I numeri e l’inevitabile scissione del Pd

mercoledì 1 febbraio 2017


Il dilemma su cui si discute in questo momento dentro e fuori il Partito Democratico riguarda la cifra indicata da Massimo D’Alema come possibile risultato di una lista di scissionisti antirenziani. È possibile o inverosimile che una rottura da parte dei nemici di Matteo Renzi potrebbe portare alla formazione di una lista della sinistra in grado di raggiungere o superare il 10 per cento?

Sotto a questo dilemma esiste però una certezza che sembra rendere inevitabile una spaccatura del Pd nel caso si dovesse andare a votare con il sistema elettorale di tipo proporzionale provocato dalle sforbiciate della Corte costituzionale prima al Porcellum e poi all’Italicum. Questa certezza è che qualunque possa essere il risultato a cui potrà giungere una lista di scissionisti antirenziani, questo risultato produrrà un numero di parlamentari decisamente superiore a quelli che Matteo Renzi sarebbe disposto a far eleggere in quota-minoranza nella lista del Pd.
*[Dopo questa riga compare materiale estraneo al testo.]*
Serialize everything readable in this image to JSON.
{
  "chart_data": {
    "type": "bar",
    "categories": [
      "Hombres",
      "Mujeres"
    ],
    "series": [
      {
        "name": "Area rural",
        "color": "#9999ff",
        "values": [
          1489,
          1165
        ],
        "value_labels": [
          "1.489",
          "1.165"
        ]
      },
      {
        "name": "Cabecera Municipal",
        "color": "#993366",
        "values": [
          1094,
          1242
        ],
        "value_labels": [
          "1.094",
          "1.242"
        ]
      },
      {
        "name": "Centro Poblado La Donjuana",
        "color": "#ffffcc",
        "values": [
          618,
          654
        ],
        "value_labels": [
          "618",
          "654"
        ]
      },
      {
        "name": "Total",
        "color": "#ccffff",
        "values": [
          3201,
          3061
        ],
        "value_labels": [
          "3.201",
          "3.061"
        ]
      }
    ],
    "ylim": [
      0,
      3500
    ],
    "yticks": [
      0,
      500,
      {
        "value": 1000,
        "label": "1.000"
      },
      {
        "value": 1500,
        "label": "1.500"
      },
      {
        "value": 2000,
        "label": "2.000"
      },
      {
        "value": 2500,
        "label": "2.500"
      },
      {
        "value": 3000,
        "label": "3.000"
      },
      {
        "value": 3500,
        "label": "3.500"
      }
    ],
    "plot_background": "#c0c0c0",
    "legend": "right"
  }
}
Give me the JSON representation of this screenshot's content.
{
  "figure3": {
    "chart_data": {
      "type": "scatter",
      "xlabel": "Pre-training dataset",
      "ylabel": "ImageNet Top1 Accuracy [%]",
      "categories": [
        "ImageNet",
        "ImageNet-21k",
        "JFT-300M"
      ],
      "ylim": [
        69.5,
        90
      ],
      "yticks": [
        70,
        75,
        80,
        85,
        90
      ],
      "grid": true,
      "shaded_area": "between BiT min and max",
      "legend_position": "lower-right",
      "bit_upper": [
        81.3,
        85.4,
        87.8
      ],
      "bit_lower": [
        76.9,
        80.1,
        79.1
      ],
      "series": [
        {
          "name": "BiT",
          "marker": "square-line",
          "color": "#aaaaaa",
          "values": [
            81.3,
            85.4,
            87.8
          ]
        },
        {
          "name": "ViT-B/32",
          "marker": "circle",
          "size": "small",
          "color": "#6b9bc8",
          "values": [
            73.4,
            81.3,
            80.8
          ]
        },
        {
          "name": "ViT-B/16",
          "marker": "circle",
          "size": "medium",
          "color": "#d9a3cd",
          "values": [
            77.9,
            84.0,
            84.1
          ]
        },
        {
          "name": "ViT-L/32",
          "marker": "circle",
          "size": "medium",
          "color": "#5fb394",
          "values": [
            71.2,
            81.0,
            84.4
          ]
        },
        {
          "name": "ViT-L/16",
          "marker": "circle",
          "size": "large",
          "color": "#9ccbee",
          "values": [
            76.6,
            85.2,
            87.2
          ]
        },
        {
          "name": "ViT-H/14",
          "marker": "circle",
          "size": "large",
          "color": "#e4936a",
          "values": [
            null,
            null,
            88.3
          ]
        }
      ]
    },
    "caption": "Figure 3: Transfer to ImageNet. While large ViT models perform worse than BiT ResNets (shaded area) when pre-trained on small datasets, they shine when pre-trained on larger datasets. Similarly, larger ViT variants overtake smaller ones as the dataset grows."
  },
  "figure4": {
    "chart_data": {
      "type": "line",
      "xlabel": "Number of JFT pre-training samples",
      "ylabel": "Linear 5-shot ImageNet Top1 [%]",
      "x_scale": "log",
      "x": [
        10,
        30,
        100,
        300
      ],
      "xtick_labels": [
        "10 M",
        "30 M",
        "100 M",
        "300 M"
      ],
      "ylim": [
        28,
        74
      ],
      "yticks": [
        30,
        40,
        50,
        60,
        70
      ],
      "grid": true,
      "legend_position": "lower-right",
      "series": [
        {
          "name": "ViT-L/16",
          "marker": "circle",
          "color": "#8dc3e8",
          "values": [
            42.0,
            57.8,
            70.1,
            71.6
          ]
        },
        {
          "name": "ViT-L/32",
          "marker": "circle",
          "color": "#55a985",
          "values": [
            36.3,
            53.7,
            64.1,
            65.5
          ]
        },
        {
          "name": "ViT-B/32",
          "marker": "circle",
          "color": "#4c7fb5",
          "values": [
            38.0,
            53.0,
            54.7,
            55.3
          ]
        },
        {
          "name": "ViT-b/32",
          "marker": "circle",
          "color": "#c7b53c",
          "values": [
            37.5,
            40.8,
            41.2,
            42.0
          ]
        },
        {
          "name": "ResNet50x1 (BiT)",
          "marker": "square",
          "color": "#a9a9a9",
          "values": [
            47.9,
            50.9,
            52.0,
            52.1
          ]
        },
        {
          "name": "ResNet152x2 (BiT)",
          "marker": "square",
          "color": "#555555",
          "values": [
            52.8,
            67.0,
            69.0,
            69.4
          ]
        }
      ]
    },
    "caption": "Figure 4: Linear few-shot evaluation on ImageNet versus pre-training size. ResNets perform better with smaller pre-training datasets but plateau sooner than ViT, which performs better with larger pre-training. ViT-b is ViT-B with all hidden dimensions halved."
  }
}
Può essere, allora, che la lista evocata da Massimo D’Alema non raggiunga il 10 per cento e si fermi solo al 5 per cento. In ogni caso, però, questa lista consentirebbe di far entrare nel nuovo Parlamento un numero di deputati e senatori superiore a quello che entrerebbe se gli scissionisti rimanessero nel Pd ed accettassero la quota di candidature certe assegnata loro dal vendicativo segretario del partito.

Questa considerazione sembra stabilire che la scissione della sinistra del Pd debba essere inevitabile. Il che è vero ma rende vera anche la considerazione che anche Renzi ha tutto l’interesse a favorire una scissione che lo metterebbe in condizione di preparare una lista di soli fedelissimi e priva di qualsiasi nemico interno.

Un Pd di soli renziani e combattuto da una sinistra radicale autonoma potrebbe al massimo raggiungere il 20 per cento. Cioè la metà di quella quota che consentirebbe di vincere il premio di maggioranza alla Camera e di vincere nei collegi del Senato. Ma per chi sa benissimo che neppure un Pd unito, compatto e magari unito a qualche spezzone di Sel o dei centristi di Alfano, potrebbe mai raggiungere il 40 per cento e conquistare il premio di maggioranza, la prospettiva di avere un partito personale del 20 per cento destinato ad essere comunque uno dei protagonisti principali della prossima legislatura è sicuramente preferibile all’eventualità di ritrovarsi con un partito del 30 per cento dove tutti cercano di farti le scarpe.

La logica, quindi, porta alla conclusione che senza una nuova legge elettorale la scissione del Pd sia inevitabile. Ma nella politica italiana non sempre la logica riesce a spuntarla!